The Redskins like Forbath because he doesn't sweat the small stuff. He's not rattled if Sundberg's snap or Sav Rocca's hold aren't spot-on every time.

''I have a couple of things that I'm thinking about when I'm kicking, and I can't let the other things distract that,'' said Forbath, who, like all NFL kickers, hits the ball soccer-style with the instep of his foot and not the tip. ''When it starts rippling down to, `Oh, no, I'm worried about the snap.' Then `I'm worried about the hold,' then that's when things go wrong.''

Sundberg said youth makes the 25-year-old Forbath less fussy.

''I don't think about anything, and I've talked to him about trying to do the same thing,'' Sundberg said. ''Don't listen to the crowd. Don't listen to anything. Don't listen to Sav. Just when you see the ball, go. And let your muscle memory take over and do what you know your body is capable of doing, and he's done an excellent job of that.''

Forbath's one miscue has been an extra point attempt that was blocked because he kicked it too low. He also is trying to master the art of the kickoff - he's been a field goal specialist for much of his kicking life. He actually changes footwear for kickoffs, wearing a full-cleated version of the very tight shoe instead of the one with the shaved cleats he uses for field goals.

Forbath admits his kickoffs still need work.

''It's just something you've got to get comfortable with, in a groove, and we're working towards that right now,'' he said.

But there's no doubt he's in a groove when it comes to the other part of his game. His latest big kick was a 48-yarder that helped stave off the Cowboys in the 38-31 win on Thanksgiving day.

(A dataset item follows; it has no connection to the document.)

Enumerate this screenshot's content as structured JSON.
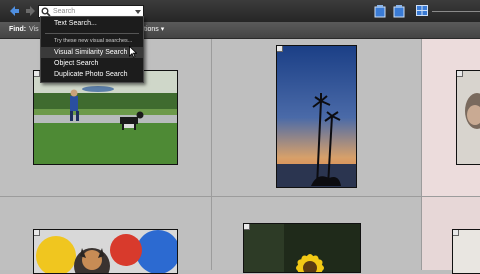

''You have to feel confident every time you go out there,'' said Forbath, whose parents lived in Hawaii and named him after the Hawaiian word for ''ocean.'' ''If you start doubting a kick, that's when things tend to go wrong.''

Notes: LT Trent Williams played much of the Cowboys game with a deep thigh bruise in his left leg and did not practice Monday. ... The Redskins placed rookie LB Keenan Robinson on injured reserve and signed LB Roddrick Muckelroy. Robinson tore a pectoral muscle against the Cowboys and will have surgery this week. Muckelroy has played in 19 games with the Cincinnati Bengals. He missed all of last season with a ruptured Achilles.